Well written.

Pavel Kankovsky wrote:

> Hmm...RSET needs one roundtrip (C: RSET, S: OK). A new SMTP connection
> needs 3 roundtrips: 1. C:TCP(SYN), S:TCP(SYN+ACK), 2. C:TCP(ACK), S:server
> hello, 3. C:HELO, S:OK. Moreover a typical TCP implementation will open
> every new connection with most parameters (such as rtt, window, mtu) set
> to some default values and it takes a while to adjust them.

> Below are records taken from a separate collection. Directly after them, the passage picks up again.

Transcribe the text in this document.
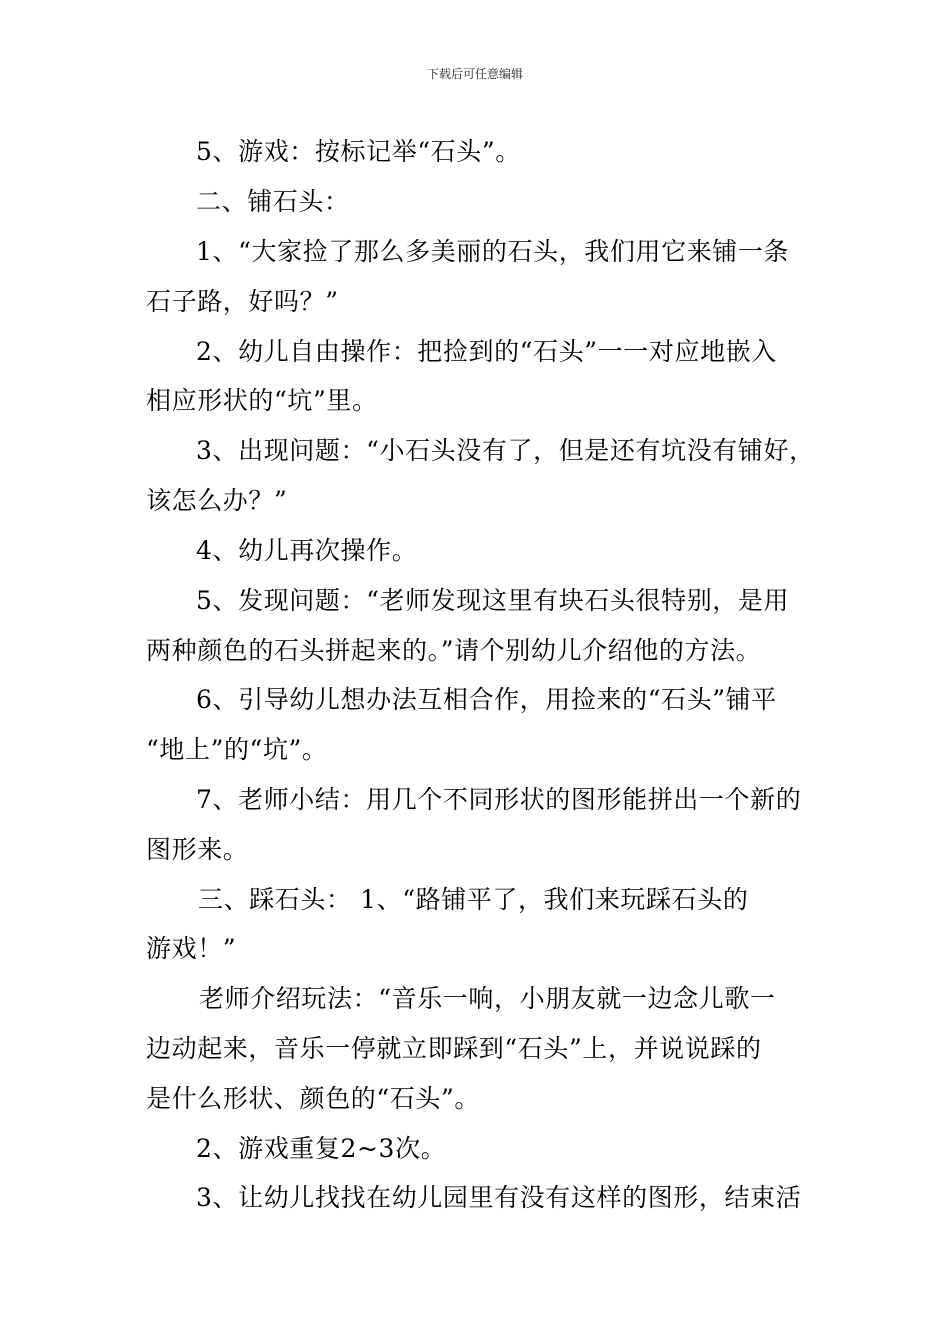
下载后可任意编辑
5、游戏：按标记举“石头”。
二、铺石头：
1、“大家捡了那么多美丽的石头，我们用它来铺一条
石子路，好吗？”
2、幼儿自由操作：把捡到的“石头”一一对应地嵌入
相应形状的“坑”里。
3、出现问题：“小石头没有了，但是还有坑没有铺好，
该怎么办？”
4、幼儿再次操作。
5、发现问题：“老师发现这里有块石头很特别，是用
两种颜色的石头拼起来的。”请个别幼儿介绍他的方法。
6、引导幼儿想办法互相合作，用捡来的“石头”铺平
“地上”的“坑”。
7、老师小结：用几个不同形状的图形能拼出一个新的
图形来。
三、踩石头： 1、“路铺平了，我们来玩踩石头的
游戏！”
老师介绍玩法：“音乐一响，小朋友就一边念儿歌一
边动起来，音乐一停就立即踩到“石头”上，并说说踩的
是什么形状、颜色的“石头”。
2、游戏重复2~3次。
3、让幼儿找找在幼儿园里有没有这样的图形，结束活
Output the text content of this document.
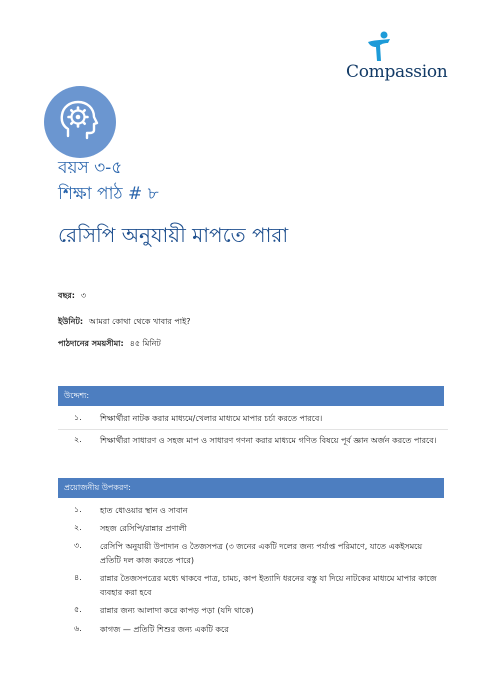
Compassion
বয়স ৩-৫
শিক্ষা পাঠ # ৮
রেসিপি অনুযায়ী মাপতে পারা
বছর: ৩
ইউনিট: আমরা কোথা থেকে খাবার পাই?
পাঠদানের সময়সীমা: ৪৫ মিনিট
উদ্দেশ্য:
১.	শিক্ষার্থীরা নাটক করার মাধ্যমে/খেলার মাধ্যমে মাপার চর্চা করতে পারবে।
২.	শিক্ষার্থীরা সাধারণ ও সহজ মাপ ও সাধারণ গণনা করার মাধ্যমে গণিত বিষয়ে পূর্ব জ্ঞান অর্জন করতে পারবে।
প্রয়োজনীয় উপকরণ:
১.	হাত ধোওয়ার স্থান ও সাবান
২.	সহজ রেসিপি/রান্নার প্রণালী
৩.	রেসিপি অনুযায়ী উপাদান ও তৈজসপত্র (৩ জনের একটি দলের জন্য পর্যাপ্ত পরিমাণে, যাতে একইসময়ে প্রতিটি দল কাজ করতে পারে)
৪.	রান্নার তৈজসপত্রের মধ্যে থাকবে পাত্র, চামচ, কাপ ইত্যাদি ধরনের বস্তু যা দিয়ে নাটকের মাধ্যমে মাপার কাজে ব্যবহার করা হবে
৫.	রান্নার জন্য আলাদা করে কাপড় পড়া (যদি থাকে)
৬.	কাগজ — প্রতিটি শিশুর জন্য একটি করে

Your claim
> (less roundtrips, better performance) is at least misleading...what is
> meant by "roundtrips" in that context anyway?

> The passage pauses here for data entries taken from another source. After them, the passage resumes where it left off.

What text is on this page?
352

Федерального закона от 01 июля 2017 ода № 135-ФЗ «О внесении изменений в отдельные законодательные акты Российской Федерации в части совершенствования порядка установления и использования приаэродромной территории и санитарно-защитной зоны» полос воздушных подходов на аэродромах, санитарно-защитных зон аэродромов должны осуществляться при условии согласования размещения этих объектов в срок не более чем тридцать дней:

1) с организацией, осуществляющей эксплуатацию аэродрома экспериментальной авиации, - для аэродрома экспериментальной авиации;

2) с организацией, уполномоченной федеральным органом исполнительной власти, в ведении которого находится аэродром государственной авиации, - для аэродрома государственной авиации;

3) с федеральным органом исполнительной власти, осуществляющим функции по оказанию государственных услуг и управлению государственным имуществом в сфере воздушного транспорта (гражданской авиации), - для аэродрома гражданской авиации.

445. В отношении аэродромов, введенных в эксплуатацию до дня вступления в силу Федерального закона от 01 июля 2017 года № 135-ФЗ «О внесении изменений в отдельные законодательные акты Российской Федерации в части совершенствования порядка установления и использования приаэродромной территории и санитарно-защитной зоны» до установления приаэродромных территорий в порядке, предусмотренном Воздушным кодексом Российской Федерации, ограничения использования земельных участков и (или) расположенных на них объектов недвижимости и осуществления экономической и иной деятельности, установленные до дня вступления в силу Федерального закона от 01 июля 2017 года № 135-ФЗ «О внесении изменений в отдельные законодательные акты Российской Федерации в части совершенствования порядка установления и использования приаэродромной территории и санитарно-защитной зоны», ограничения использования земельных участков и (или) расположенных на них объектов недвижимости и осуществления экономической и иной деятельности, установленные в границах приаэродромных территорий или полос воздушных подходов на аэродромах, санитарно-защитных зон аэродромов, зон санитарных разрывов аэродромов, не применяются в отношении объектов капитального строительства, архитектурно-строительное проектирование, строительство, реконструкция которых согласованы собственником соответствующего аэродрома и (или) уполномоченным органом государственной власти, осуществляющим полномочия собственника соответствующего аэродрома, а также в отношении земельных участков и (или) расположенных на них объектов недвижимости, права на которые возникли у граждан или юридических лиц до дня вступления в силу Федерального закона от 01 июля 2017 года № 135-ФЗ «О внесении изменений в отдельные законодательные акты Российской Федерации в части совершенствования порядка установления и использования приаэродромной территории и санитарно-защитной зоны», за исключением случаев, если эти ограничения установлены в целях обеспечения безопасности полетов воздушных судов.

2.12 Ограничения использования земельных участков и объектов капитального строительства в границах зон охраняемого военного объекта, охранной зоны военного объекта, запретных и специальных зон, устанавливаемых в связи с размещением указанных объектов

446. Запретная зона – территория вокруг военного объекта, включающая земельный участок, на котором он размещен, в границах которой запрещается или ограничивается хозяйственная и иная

And I'm very glad you brought up "round trips" because I'm getting the feeling
that not very many people are considering how TCP works in an IP context vs.
how SMTP works over TCP.  That is to say, you gain quite a bit initially by
opening parallel TCP connections, but opening them in sequence (closing one,
opening a new one) is inherently expensive.  Cutting down the number of
open+closes is a 'good thing'.

> The real reasons why qmail-style multiple connections are very likely to
> outperform sendmail-or-whatever-style single connections are:

Comments given once ... read them in the list archives ... cut for brevity.

> This is similar to the
> "communistic" behaviour of the traditional unix CPU scheduler: the more
> processes you run, the more CPU time you get...at the other user's
> expense. Today, it pays off to be aggressive (OTOH, I am not sure it
> will pay off tomorrow in the more QoS-aware Internet).

QoS is something I spend quite a bit of time working with, especially with VPN
links I'm running and trying to make the most of clients' access bandwidth when
running multiple 56k analog modems (2 or 3 aggregate).